The study painted a picture of CIOs believing their IT investment strategy was better understood by both the CEO and non-executive directors (NEDs) on the board than was actually the case. It found that 73 per cent of CIOs said they had provided the board with a three- to five-year technology vision and road map, whereas only 47 per cent of NEDs and 49 per cent of CEOs agreed with that. "The data strongly shows the CIOs believe they have presented a vision and a road map where the board and CEOs do not agree. I think that's possibly an example of a communication divide between those groups," Ms Pemberton-Burke said.
"One of the things that commonly occurs is that what has been presented by the CIO to the board and CEO is so detailed that the board and CEO don't really grasp what the vision is. Either that or the CIO just hasn't cracked it yet and is not giving the board and CEO what they are seeking."
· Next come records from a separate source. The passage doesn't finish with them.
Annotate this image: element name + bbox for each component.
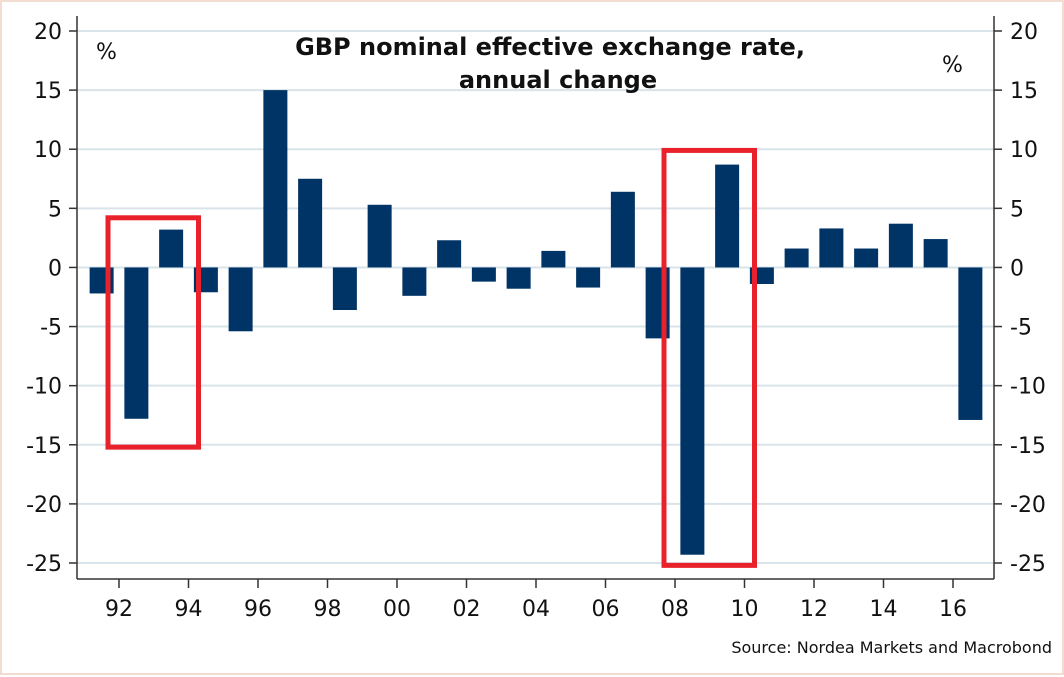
bar [332, 267, 357, 311]
y-tick-label-left: 10 [34, 138, 62, 163]
bar [784, 248, 809, 268]
bar [819, 228, 844, 268]
highlight-box-1 [105, 215, 201, 450]
x-tick-label: 02 [453, 597, 481, 622]
x-tick-label: 14 [870, 597, 898, 622]
bar [124, 267, 149, 419]
x-tick-label: 00 [383, 597, 411, 622]
y-tick-label-left: 15 [34, 79, 62, 104]
y-tick-label-left: -10 [26, 375, 62, 400]
highlight-box-2 [661, 147, 757, 568]
x-tick-label: 06 [592, 597, 620, 622]
y-tick-label-left: -5 [40, 316, 62, 341]
x-tick-label: 94 [175, 597, 203, 622]
y-tick-label-right: -15 [1010, 434, 1046, 459]
bar [958, 267, 983, 420]
bars [89, 90, 983, 555]
highlight-boxes [105, 147, 757, 568]
y-tick-label-right: 15 [1010, 79, 1038, 104]
y-tick-label-right: 10 [1010, 138, 1038, 163]
y-tick-label-right: 0 [1010, 256, 1024, 281]
y-tick-label-left: 20 [34, 20, 62, 45]
x-tick-label: 04 [522, 597, 550, 622]
bar [159, 229, 184, 268]
bar [506, 267, 531, 289]
x-tick-label: 92 [105, 597, 133, 622]
y-tick-label-left: 5 [48, 197, 62, 222]
bar [888, 223, 913, 268]
bar [923, 239, 948, 268]
bar [471, 267, 496, 282]
bar [576, 267, 601, 288]
x-tick-label: 96 [244, 597, 272, 622]
bar [680, 267, 705, 555]
bar [367, 204, 392, 268]
y-tick-label-left: -15 [26, 434, 62, 459]
axes [69, 16, 1002, 588]
y-tick-label-left: 0 [48, 256, 62, 281]
y-tick-label-right: -20 [1010, 493, 1046, 518]
y-tick-label-right: -25 [1010, 552, 1046, 577]
y-unit-label-right: % [942, 53, 963, 78]
bar [715, 164, 740, 268]
x-tick-label: 08 [661, 597, 689, 622]
chart-title-line-2: annual change [459, 66, 657, 94]
bar [263, 90, 288, 268]
source-note: Source: Nordea Markets and Macrobond [731, 638, 1052, 657]
y-tick-label-right: 5 [1010, 197, 1024, 222]
x-tick-label: 10 [731, 597, 759, 622]
bar [437, 240, 462, 268]
bar [298, 178, 323, 268]
bar [402, 267, 427, 296]
x-tick-label: 98 [314, 597, 342, 622]
bar [541, 250, 566, 268]
bar [228, 267, 253, 332]
bar [854, 248, 879, 268]
bar [610, 191, 635, 268]
gridlines [77, 30, 994, 564]
y-tick-label-right: 20 [1010, 20, 1038, 45]
y-tick-label-left: -25 [26, 552, 62, 577]
y-tick-label-right: -10 [1010, 375, 1046, 400]
chart-title-line-1: GBP nominal effective exchange rate, [295, 33, 805, 61]
x-tick-label: 16 [939, 597, 967, 622]
y-tick-label-right: -5 [1010, 316, 1032, 341]
y-tick-label-left: -20 [26, 493, 62, 518]
x-tick-label: 12 [800, 597, 828, 622]
y-unit-label-left: % [96, 40, 117, 65]
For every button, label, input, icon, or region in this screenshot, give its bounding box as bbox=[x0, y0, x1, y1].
The Korn/Ferry study incorporated responses from Australian Stock Exchange top 100 companies, some large unlisted companies and government departments. It found that three-quarters of the organisations had ageing IT legacy platforms that would need replacing in the next three to five years at an average cost of $58 million. A quarter of the survey respondents said the required investment would exceed $100 million.
Ms Pemberton-Burke said for most of the participating organisations, the legacy platform replacement projects would be the largest, most costly and complex change initiatives they had undertaken in their history.
There was also a clear divergence of opinion about the cost of legacy platform replacement. NEDs believed they would cost an average of $75 million, CIOs estimated $56 million and CEOs $43 million.
This highlighted a need for more IT savvy on company boards. Ms Pemberton-Burke said CEOs and boards needed to ensure they had suitably qualified and experienced talent leading the forthcoming transformation work.
"When hiring new CIOs, businesses want someone who can keep the trains running, also someone who has been successful in big transformations in the past, and then also someone who has really good communication skills and can articulate the journey that the organisation needs to go on in terms of refreshing or upgrading technology," she said.